Message Delivery Semantics
Cloudflow follows the 'let it crash' principle and can recover from most failure scenarios, except those deemed catastrophic, where the data used for recovery (snapshots) may have been lost. This approach also follows the general policy of Kubernetes, where processes are ephemeral and can be restarted, replaced, or scaled up/down at any time.
The sections that follow mention different models for message delivery semantics provided by Spark-based and Akka-based streamlets. By message delivery semantics, we refer to the expected message delivery guaranties in the case of failure recovery. In a distributed application such as Cloudflow, failure may happen at several different execution levels: from a failed task in an individual executor, to a pod that goes down, to a complete application crash.
After a failure recovery, we recognize these different message delivery guarantees:
- At most once
Data may have been processed but will never be processed twice. In this case, data may be lost but processing will never result in duplicate records.
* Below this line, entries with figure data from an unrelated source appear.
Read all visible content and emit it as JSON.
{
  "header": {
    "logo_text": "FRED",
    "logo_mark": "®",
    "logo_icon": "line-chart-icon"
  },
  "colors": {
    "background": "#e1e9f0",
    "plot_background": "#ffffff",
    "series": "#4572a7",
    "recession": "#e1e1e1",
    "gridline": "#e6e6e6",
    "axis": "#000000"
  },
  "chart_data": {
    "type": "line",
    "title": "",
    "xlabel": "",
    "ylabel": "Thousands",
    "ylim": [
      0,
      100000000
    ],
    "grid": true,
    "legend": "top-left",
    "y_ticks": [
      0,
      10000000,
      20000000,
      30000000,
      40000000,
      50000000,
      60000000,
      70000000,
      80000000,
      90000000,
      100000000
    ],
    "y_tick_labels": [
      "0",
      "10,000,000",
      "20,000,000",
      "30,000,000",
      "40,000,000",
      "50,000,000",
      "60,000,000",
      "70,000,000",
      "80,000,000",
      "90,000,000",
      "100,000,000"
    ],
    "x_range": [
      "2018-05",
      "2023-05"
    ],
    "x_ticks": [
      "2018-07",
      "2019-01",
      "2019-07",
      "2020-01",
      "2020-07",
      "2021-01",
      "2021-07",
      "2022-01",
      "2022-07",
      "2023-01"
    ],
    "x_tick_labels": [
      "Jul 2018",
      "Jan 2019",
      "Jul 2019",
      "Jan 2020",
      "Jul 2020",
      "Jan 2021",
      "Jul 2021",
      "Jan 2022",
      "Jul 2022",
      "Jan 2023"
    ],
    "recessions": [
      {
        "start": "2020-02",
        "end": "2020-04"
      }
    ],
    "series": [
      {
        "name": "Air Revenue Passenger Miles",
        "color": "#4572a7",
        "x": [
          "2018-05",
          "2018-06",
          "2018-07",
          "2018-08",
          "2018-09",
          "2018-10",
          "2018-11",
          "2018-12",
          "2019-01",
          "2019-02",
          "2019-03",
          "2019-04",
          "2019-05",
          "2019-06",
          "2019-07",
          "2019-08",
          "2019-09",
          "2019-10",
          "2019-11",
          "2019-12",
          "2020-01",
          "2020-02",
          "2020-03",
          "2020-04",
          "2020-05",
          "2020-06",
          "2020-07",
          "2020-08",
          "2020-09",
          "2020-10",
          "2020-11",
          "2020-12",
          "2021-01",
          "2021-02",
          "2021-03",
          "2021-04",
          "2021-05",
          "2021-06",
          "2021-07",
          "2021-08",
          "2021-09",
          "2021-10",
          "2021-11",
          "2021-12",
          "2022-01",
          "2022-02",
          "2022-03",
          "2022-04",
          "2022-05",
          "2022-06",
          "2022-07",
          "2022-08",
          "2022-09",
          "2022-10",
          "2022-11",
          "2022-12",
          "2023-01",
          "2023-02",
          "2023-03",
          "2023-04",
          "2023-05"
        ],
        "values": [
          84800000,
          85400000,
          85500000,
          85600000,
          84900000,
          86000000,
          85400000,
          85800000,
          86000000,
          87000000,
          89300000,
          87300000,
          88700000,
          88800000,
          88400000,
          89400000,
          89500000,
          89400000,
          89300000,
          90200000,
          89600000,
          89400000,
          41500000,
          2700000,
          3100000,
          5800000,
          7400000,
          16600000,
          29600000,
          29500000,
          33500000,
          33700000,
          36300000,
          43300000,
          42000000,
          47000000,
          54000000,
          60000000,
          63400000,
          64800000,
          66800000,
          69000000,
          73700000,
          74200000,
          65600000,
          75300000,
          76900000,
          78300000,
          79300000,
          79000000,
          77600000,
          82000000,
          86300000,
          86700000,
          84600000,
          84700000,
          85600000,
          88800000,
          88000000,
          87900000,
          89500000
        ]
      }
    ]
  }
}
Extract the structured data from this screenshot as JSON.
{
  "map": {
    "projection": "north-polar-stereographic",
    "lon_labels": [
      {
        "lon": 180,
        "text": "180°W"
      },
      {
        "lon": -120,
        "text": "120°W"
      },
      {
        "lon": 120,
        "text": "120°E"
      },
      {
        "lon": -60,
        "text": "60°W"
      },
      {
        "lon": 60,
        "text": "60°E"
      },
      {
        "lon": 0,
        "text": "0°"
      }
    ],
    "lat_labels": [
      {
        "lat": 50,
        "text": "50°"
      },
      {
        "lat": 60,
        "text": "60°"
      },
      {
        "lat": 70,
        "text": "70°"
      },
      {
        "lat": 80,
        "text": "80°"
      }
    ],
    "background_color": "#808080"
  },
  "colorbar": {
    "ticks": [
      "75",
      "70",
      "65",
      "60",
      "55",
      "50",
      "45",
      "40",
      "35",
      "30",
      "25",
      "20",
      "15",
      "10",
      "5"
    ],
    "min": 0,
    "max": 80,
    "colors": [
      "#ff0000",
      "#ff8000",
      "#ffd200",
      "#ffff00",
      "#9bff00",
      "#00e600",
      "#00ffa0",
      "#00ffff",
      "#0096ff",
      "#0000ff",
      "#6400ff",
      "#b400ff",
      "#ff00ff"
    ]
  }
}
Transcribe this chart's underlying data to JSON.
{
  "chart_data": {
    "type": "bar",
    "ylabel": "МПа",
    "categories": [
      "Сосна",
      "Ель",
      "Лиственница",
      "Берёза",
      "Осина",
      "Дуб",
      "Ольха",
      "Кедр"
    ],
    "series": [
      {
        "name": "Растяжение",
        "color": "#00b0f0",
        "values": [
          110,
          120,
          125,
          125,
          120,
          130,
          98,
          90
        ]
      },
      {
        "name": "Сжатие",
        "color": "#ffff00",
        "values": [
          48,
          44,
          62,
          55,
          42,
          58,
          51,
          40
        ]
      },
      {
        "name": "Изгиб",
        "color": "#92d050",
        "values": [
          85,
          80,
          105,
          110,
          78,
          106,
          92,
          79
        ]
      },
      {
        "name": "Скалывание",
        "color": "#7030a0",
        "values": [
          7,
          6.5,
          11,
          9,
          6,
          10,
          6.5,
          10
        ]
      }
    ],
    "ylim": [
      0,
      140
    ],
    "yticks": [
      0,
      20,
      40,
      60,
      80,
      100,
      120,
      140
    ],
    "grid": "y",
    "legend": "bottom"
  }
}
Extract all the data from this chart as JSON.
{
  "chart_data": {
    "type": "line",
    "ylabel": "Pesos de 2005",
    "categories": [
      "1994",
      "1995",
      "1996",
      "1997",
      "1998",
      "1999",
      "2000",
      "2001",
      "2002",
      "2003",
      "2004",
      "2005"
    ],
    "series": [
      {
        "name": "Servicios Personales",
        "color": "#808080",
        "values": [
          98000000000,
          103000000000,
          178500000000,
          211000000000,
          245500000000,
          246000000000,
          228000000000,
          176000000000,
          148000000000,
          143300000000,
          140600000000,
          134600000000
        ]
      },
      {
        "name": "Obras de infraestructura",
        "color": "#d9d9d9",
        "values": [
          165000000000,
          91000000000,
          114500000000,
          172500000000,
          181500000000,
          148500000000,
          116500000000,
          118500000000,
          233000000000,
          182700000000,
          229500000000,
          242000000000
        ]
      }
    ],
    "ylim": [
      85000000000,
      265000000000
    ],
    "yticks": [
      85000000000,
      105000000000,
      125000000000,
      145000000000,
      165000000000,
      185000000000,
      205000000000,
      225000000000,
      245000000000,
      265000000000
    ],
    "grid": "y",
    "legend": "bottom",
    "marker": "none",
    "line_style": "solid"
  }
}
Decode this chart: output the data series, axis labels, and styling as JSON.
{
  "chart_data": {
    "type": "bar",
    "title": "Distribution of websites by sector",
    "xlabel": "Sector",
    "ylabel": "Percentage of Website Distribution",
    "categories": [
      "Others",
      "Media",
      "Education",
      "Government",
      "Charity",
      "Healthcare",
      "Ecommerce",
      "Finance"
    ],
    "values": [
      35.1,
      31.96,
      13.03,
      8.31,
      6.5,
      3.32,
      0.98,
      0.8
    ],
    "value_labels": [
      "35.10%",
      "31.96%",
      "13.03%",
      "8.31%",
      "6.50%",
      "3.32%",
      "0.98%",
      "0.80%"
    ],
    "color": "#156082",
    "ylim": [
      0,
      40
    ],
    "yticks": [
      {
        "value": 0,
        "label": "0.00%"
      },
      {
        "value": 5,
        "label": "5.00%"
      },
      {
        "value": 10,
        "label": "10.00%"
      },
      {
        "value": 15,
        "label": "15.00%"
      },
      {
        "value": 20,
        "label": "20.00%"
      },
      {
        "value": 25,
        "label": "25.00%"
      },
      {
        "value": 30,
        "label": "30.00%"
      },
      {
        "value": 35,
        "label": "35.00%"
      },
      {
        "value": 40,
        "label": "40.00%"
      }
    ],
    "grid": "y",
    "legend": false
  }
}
Data that has been processed may be replayed and processed again. In this case, each data record is guaranteed to be processed and may result in duplicate records.
- Exactly once
Data is processed once and only once. All data is guaranteed to be processed and no duplicate records are generated. This is the most desirable guarantee for many enterprise applications, but it’s considered impossible to achieve in a distributed environment.
- Effectively Exactly Once
is a variant of exactly once delivery semantics that tolerates duplicates during data processing and requires the producer side of the process to be idempotent. That is, producing the same record more than once is the same as producing it only once. In practical terms, this translates to writing the data to a system that can preserve the uniqueness of keys or use a deduplication process to prevent duplicate records from being produced to an external system.
In the Developing Streamlets section corresponding to each runtime, you find specific information about message delivery semantics for each of them.